Police Called After Hispanic Student's Comment on "Brownie" Snack Called "Racist"

Chris Menahan
InformationLiberation
Jun. 30, 2016

We've been told multiculturalism is some sort of panacea when it comes to race relations, instead we're finding it leads to paranoia and the creation of conflicts out of nothing.

From Philly.com:
On June 16, police were called to an unlikely scene: an end-of-the-year class party at the William P. Tatem Elementary School in Collingswood.

A third grader had made a comment about the brownies being served to the class. After another student exclaimed that the remark was "racist," the school called the Collingswood Police Department, according to the mother of the boy who made the comment.

The police officer spoke to the student, who is 9, said the boy's mother, Stacy dos Santos, and local authorities.

Dos Santos said that the school overreacted and that her son made a comment about snacks, not skin color.

"He said they were talking about brownies. . . . Who exactly did he offend?" dos Santos said.

The boy's father was contacted by Collingswood police later in the day. Police said the incident had been referred to the New Jersey Division of Child Protection and Permanency. The student stayed home for his last day of third grade.

Dos Santos said that her son was "traumatized," and that she hopes to send him to a different Collingswood public school in the fall.

And she wants an apology. She said she graduated from Collingswood High School and has two other children, a 21-year-old who also went through Collingswood schools, and a 3-year-old. Her husband, the third grader's father, is Brazilian, dos Santos said.
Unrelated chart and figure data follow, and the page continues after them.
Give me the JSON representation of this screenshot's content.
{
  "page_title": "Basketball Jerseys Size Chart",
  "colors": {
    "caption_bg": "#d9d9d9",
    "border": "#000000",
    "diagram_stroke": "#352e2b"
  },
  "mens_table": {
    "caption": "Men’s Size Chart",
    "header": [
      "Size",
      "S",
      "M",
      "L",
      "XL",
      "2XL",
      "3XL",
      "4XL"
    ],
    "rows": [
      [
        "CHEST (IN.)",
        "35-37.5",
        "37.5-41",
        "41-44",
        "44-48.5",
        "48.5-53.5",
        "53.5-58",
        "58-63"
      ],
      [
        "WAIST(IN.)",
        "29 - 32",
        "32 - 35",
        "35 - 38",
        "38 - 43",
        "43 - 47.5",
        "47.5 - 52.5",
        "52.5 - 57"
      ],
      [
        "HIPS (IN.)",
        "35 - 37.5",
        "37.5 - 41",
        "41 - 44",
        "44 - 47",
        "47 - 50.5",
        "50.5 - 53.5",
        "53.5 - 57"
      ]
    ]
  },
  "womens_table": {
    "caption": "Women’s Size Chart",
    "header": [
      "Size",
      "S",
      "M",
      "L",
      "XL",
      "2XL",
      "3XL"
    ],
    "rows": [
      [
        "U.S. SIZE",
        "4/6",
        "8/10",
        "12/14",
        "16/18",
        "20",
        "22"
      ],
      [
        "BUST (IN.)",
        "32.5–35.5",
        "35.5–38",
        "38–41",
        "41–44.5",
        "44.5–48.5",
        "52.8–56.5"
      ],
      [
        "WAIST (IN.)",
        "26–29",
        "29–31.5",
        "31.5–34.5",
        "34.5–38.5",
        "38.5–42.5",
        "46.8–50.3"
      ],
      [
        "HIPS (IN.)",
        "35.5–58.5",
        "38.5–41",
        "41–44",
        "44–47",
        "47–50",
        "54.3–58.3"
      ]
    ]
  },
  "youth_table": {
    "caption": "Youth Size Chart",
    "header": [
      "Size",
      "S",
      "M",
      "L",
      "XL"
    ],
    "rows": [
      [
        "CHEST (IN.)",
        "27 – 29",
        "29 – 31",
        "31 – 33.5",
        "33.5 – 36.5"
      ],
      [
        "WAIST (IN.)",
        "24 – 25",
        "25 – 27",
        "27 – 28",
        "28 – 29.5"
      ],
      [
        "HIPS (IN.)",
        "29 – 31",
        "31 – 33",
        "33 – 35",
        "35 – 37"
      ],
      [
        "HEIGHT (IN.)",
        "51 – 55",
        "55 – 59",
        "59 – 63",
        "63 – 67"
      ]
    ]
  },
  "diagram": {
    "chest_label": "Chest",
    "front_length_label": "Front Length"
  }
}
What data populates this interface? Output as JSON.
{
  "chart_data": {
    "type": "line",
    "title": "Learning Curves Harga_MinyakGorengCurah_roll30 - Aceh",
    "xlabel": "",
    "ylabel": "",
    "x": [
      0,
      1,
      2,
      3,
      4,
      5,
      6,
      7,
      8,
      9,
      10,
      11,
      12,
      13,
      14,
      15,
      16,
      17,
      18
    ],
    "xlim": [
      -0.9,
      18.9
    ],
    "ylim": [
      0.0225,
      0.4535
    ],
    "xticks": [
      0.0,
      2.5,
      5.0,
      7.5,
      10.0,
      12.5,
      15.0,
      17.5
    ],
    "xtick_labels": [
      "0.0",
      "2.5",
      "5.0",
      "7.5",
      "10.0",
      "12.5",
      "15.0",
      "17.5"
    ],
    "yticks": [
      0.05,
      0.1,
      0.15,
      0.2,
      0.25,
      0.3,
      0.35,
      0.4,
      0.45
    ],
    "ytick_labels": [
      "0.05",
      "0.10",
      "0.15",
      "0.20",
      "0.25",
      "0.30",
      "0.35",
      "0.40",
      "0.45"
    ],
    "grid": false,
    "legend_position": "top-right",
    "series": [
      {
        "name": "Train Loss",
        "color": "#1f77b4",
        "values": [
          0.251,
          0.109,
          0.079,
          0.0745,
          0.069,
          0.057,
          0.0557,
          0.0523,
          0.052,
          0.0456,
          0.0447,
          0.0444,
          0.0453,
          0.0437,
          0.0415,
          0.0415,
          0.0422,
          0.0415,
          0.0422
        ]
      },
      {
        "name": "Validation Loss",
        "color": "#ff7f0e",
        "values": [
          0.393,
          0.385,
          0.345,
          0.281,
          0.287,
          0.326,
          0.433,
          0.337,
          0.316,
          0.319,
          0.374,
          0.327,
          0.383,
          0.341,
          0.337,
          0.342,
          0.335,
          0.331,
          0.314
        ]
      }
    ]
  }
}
"I'm not comfortable with the administration [at Tatem]. I don't trust them and neither does my child," she said. "He was intimidated, obviously. There was a police officer with a gun in the holster talking to my son, saying, 'Tell me what you said.' He didn't have anybody on his side."

The incident, which has sparked outrage among some parents, was one of several in the last month when Collingswood police have been called to look into school incidents that parents think hardly merit criminal investigation.

Superintendent Scott Oswald estimated that on some occasions over the last month, officers may have been called to as many as five incidents per day in the district of 1,875 students.

This has created concern among parents in the 14,000-resident borough, who have phoned their elected officials, met with Mayor James Maley, blasted social-media message boards, and even launched a petition calling on the Camden County Prosecutor's Office to "stop mandated criminal investigation of elementary school students."

The increased police involvement follows a May 25 meeting among the Collingswood Police Department, school officials, and representatives from the Camden County Prosecutor's Office, where school officials and police both said they were told to report to police any incidents that could be considered criminal, including what Police Chief Kevin Carey called anything "as minor as a simple name-calling incident that the school would typically handle internally."

The police and schools were also advised that they should report "just about every incident" to the New Jersey Division of Child Protection and Permanency, Carey said.
This is the level of paranoia these schools are operating under.